Eu estava planejando escrever sobre relacionamentos e amor nesta semana, mesmo antes que a mãe da nossa amada começasse a morrer. Eu queria escrever sobre amor e relacionamentos, porque no fim de semana fui a um evento extraordinário, uma leitura com Adrienne Marie Brown. Foi um daqueles eventos comunitários em que você pode sentir a possibilidade de uma revolução a apenas algumas respirações por causa da grande quantidade de amor (e desejo) escorrendo no corredor. É impressionante andar em um espaço como esse, não é? A quantidade de energia, de intensidade, de desejo e saudade, celebrando e faminta com notas de cautela e puxando para trás e redemoinhos de história que apenas colidem contra sua pele, ok, minha pele. Pode levar algum tempo para me instalar em meio ao wow.
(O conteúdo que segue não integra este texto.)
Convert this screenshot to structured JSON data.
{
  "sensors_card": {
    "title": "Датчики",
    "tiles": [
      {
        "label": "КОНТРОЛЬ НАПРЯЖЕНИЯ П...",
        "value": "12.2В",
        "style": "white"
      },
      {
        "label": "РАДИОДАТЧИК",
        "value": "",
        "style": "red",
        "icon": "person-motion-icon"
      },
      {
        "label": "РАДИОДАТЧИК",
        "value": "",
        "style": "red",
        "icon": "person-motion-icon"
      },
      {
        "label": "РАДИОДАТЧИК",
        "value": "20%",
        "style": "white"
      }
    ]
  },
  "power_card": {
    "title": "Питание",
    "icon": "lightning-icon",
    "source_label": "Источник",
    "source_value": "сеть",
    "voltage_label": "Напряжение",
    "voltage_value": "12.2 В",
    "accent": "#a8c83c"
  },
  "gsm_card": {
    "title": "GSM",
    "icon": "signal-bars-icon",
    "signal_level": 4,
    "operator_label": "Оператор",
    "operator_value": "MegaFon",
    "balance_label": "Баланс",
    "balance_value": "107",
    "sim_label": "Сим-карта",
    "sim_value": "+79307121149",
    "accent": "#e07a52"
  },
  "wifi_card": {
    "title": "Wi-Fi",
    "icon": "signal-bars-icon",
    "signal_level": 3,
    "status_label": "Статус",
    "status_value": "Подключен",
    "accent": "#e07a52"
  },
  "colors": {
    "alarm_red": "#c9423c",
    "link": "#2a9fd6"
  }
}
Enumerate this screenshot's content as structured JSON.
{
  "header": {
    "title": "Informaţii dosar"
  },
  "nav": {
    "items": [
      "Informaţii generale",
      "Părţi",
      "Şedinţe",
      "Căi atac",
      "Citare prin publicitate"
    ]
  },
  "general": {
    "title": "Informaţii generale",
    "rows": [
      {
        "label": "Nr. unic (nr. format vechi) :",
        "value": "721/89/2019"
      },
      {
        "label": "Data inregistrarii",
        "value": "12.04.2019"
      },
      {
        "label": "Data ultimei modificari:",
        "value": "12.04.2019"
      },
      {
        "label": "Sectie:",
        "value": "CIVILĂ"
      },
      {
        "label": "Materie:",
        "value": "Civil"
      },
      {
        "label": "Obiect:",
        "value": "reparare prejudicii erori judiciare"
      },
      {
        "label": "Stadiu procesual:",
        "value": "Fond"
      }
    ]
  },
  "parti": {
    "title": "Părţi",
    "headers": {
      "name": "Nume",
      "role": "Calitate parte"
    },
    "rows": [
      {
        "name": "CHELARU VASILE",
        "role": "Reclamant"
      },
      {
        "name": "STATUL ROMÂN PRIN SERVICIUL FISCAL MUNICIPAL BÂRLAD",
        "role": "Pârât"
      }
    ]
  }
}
Havia tantas formas diferentes de amor naquela sala, e meus dedos estavam ansiosos para atraí-los, tocá-los, brincar com eles como cordas de violino. Quando criança, via a energia como linhas de luz entre as pessoas. Eu costumava pensar nisso como confete dourado, porque era isso que parecia para mim. Como a maneira como as partículas de poeira podem girar em um raio de sol, exceto com mais corpo e como algo que é mais brilhante quando está escuro. Quanto maior o relacionamento, mais variadas e complexas as linhas seriam. Quando criança, eu traçava relacionamentos como esse, ajudando-me a perceber quem é seguro, quem é conhecido, quem está se sentindo mais cuidadoso do que qualquer coisa nojenta. Em algum lugar logo antes da puberdade, as linhas se desvaneceram. Às vezes, eles ainda piscam no meio do nada, como o súbito sobressalto de um raio de calor. Mesmo quando não os vejo com meus olhos, meus dedos sentem que podem rastreá-los, minha pele os sente, um puxão em meu coração puxando em sua direção.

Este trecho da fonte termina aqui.